You are right that 22 is listed as member of A161373, but I unterstand 
the given definition
    "Sequence gives numbers which occur in the string ahead of their 
natural place. "
in such a manner that 22 should be considered early bird. (But one migth 
interprete "ahead of" as "completely ahead of"),
But you are also right that the applicable portion 3.2.1 of my proof is 
incorrect / incomplete and requires a correction:

>
>
> -----Original Message-----
> From: Hagen von Eitzen <hagen at von-eitzen.de 
> <http://list.seqfan.eu/cgi-bin/mailman/listinfo/seqfan>>
> ...
> 3) All n with at least 3 1's in binary are early bird:
> Write n in binary as 1.a.1.b.1.c where '.' denotes concatenation, a,b,c
> are (possibly empty) strings and a and c consist only of 0's (i.e. we
> have focused on the first, the second and the last 1).
> 3.1) Assume b contains at least one 0.
> Then ingenearal x.b +1 = x.d for a string d with length(d)=length(b).
> 3.1.1) Assume length(c) > length(a).
> Let m = 1.c.1.a.1.b. Then m < n and m+1 = 1.c.1.a.1.d, hence n occurs
> early at the junction of m and m+1.
> 3.1.2) Assume length(c) <= length(a).
> Let m = 1.a.1.b < n, then m+1 =1.a.1.d begins with 1.c, hence n occurs
> early at the junction of m and m+1.
> 3.2) Assume b consists only of 1's
This original case 3.2.1 ...
> 3.2.1) Assume length(c)>=length(a).
> Let m = 1.c.0.a.1.b, then m<n and m+1 begins with 1.c, hence n occurs
> early at the junction of m and m+1.
... must be replaced with the following:

3.2.1) Assume length(c) >= length(a).

3.2.1.1) Assume length(a) > 0.
Let m = 1.c.1.a.1.b, then m<n and m+1 begins with 1.c, hence n occurs 
early at the junction of m and m+1
NB: If for example n=22 (i.e. 10110 in binary) implies m = 21 and hence 
n is "overlappingly" early

3.2.1.2) Assume length(a) = 0.
Then 1.a.1.b.1.c = 11.b.1.c is a sequence of 3 or more 1's followed by 0 
or more 0's, i.e. n = 2^r-2^s for some integers 0 <=s < r.
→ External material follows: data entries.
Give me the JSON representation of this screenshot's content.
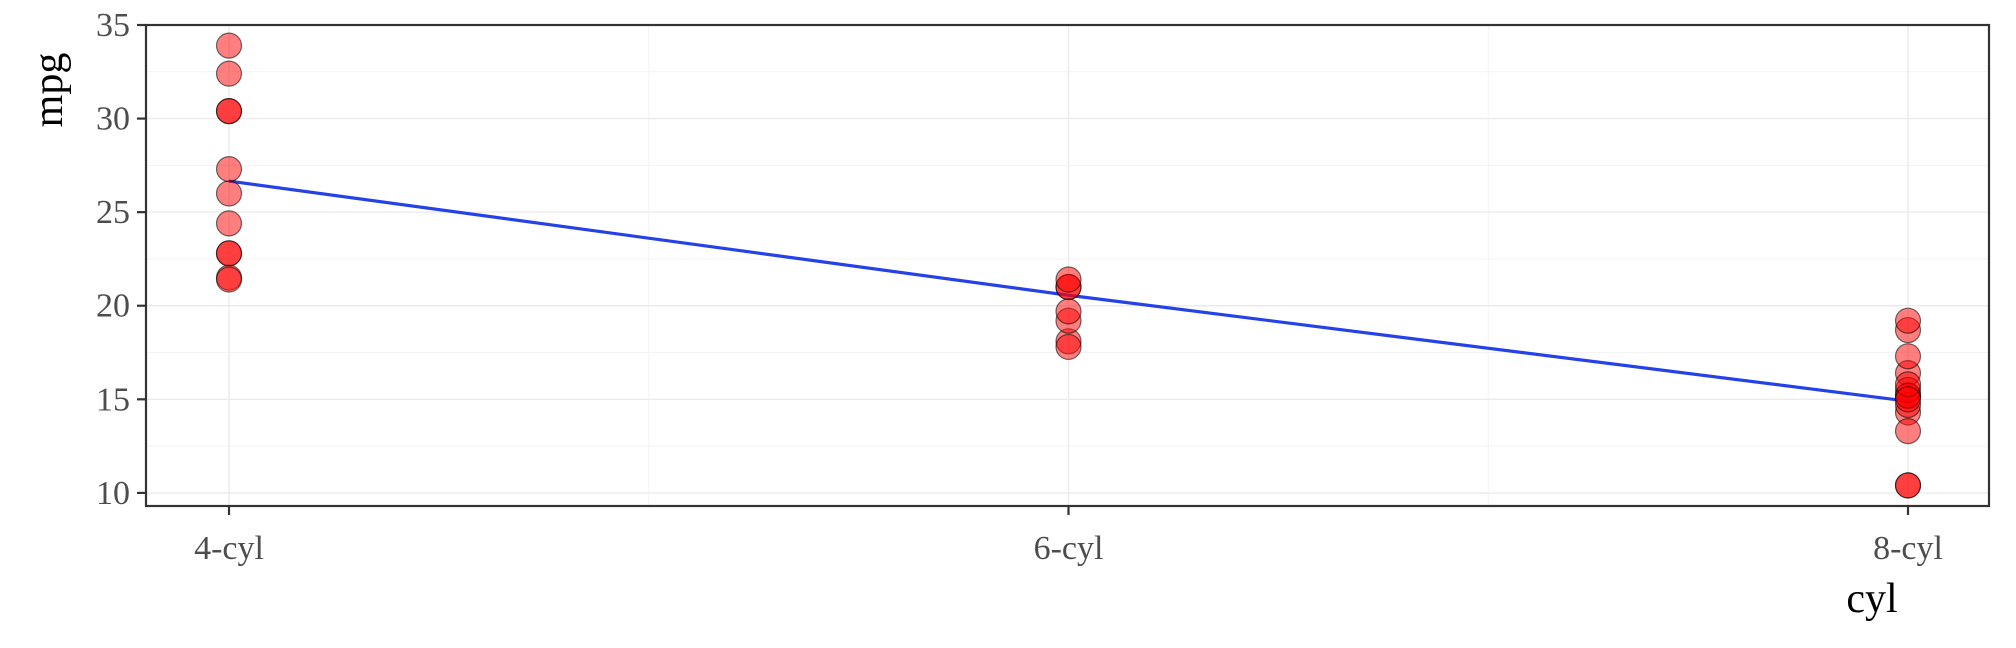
{
  "chart_data": {
    "type": "scatter",
    "xlabel": "cyl",
    "ylabel": "mpg",
    "categories": [
      "4-cyl",
      "6-cyl",
      "8-cyl"
    ],
    "ylim": [
      9.3,
      35
    ],
    "yticks": [
      10,
      15,
      20,
      25,
      30,
      35
    ],
    "grid": true,
    "point_color": "#FF0000",
    "point_alpha": 0.5,
    "line_color": "#2442E8",
    "points": [
      {
        "x": "4-cyl",
        "y": 22.8
      },
      {
        "x": "4-cyl",
        "y": 24.4
      },
      {
        "x": "4-cyl",
        "y": 22.8
      },
      {
        "x": "4-cyl",
        "y": 32.4
      },
      {
        "x": "4-cyl",
        "y": 30.4
      },
      {
        "x": "4-cyl",
        "y": 33.9
      },
      {
        "x": "4-cyl",
        "y": 21.5
      },
      {
        "x": "4-cyl",
        "y": 27.3
      },
      {
        "x": "4-cyl",
        "y": 26.0
      },
      {
        "x": "4-cyl",
        "y": 30.4
      },
      {
        "x": "4-cyl",
        "y": 21.4
      },
      {
        "x": "6-cyl",
        "y": 21.0
      },
      {
        "x": "6-cyl",
        "y": 21.0
      },
      {
        "x": "6-cyl",
        "y": 21.4
      },
      {
        "x": "6-cyl",
        "y": 18.1
      },
      {
        "x": "6-cyl",
        "y": 19.2
      },
      {
        "x": "6-cyl",
        "y": 17.8
      },
      {
        "x": "6-cyl",
        "y": 19.7
      },
      {
        "x": "8-cyl",
        "y": 18.7
      },
      {
        "x": "8-cyl",
        "y": 14.3
      },
      {
        "x": "8-cyl",
        "y": 16.4
      },
      {
        "x": "8-cyl",
        "y": 17.3
      },
      {
        "x": "8-cyl",
        "y": 15.2
      },
      {
        "x": "8-cyl",
        "y": 10.4
      },
      {
        "x": "8-cyl",
        "y": 10.4
      },
      {
        "x": "8-cyl",
        "y": 14.7
      },
      {
        "x": "8-cyl",
        "y": 15.5
      },
      {
        "x": "8-cyl",
        "y": 15.2
      },
      {
        "x": "8-cyl",
        "y": 13.3
      },
      {
        "x": "8-cyl",
        "y": 19.2
      },
      {
        "x": "8-cyl",
        "y": 15.8
      },
      {
        "x": "8-cyl",
        "y": 15.0
      }
    ],
    "series": [
      {
        "type": "line",
        "x": [
          "4-cyl",
          "6-cyl",
          "8-cyl"
        ],
        "values": [
          26.66,
          20.56,
          14.9
        ]
      }
    ]
  }
}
3.2.1.2.1) Assume length(b)+2 >= length(c)
Let m = 11.b < n. Then m+1 = 1.d where d consists of length(b)+2 zeroes, 
i.e. m+1 begins with 1.c and hence n occurs early at the junction of m 
and m+1.

3.2.1.2.2) Assume length(b) +2 < length(c), esp. length(c) > 0.
Let m = 1.c - 1 < n. Then m ends in 11.b and hence n occurs early at the 
junction of m and m+1.

> 3.2.2) Assume length(c) < length(a), esp. length(a)>0
> Let m = 1.a.1.b < n, then m+1 begins with 1.c, hence n occurs early at
> the junction of m and m+1.

As I had feared, another level of subcases was necessary. :)

Now we have the problem to decide which definition to apply (or to 
actually define two (pairs of) sequences).
In the above proof, n is always shown to be at the junction of m and m+1 
for some m < n.
But can we have n = m+1? In that case my interpretation of the 
definition would say that n is early bird, while it is possible that the 
authors Paolo P. Lava & Giorgio Balzarotti had something differnt in 
mind and would reject such "barely early birds".
One has to investigate those cases again:

3.1.1.: Can  m+1 = 1.c.1.a.1.d  = 1.a.1.b.1.c = n? First, this implies a=c.
Since b contains at least one 0, we have b=x.0.(1^t) and then d = x.1.(0^t).
Buit then m+1 = 1.a.1.a.1.x.1.(0^t) =1.a.1.x.0.(1^t).1.a implies that 
a=0^t and cancelling leads to a.1.x =x.0.(1^t).
If I'm not wrong the solutions of this are exactly: a = 0 and x = (01)*. 
This leads to n = 101(01)*0110, i.e. n = (2^(2k+1) +2)/3.
A closer look reveals that n occurs already at m and m+1 for m = 
(n-2)/4, so that these n are early bird with respect to both definitions.

3.1.2.: Since n >= 2m+1 and m>0, we can't have n = m+1.

3.2.1.1: We can indeed have n = m+1, e.g. for n=22:
If m+1 = 1.c.1.a.1.b  +1 = 1.a.1.b.1.c = n, then  length(c)=length(b)+1, 
i.e. writing c = 0^s, b = 1^(s-1) and a = 0^t we have
m+1 = 1.0^s.1.0^t.1^s + 1 = 1.0^s.1.0^(t-1).1.0^s   and n = 
1.0^t.1^(s+1).0^s, which implies s=t and after some cancellation 
1.0^(s-1) = 1^s, i.e. s=1.
Then n = 1.0^t.1.1^(s-1).1.0^s = 1.0.1.1.0 = 22.

3.2.1.2.1: We have n >= 2m+1, hence can't have n=m+1

3.2.1.2.2: m has only length(c) digits, but n has at least length(c) + 3 
digits, hence we can't have n=m+1.

3.2.2: Again n >= 2m+1, hence can't have n=m+1


In summary:
(Unless I have yet mised a subsubsubcase...) my characterization of 
early bird and punctual numbers > 3 remains valid with one possible 
exception:
Whether or not 22 is an early bird, depends on the exact interpretation 
of the definition: Must (the binary representation of) n occur merely 
before its natural position or must it additionally be disjoint with its 
natural position (i.e. occur in the string made from 0,1,...,n-1)?


Thanks again for hinting me at the discrepancy
Hagen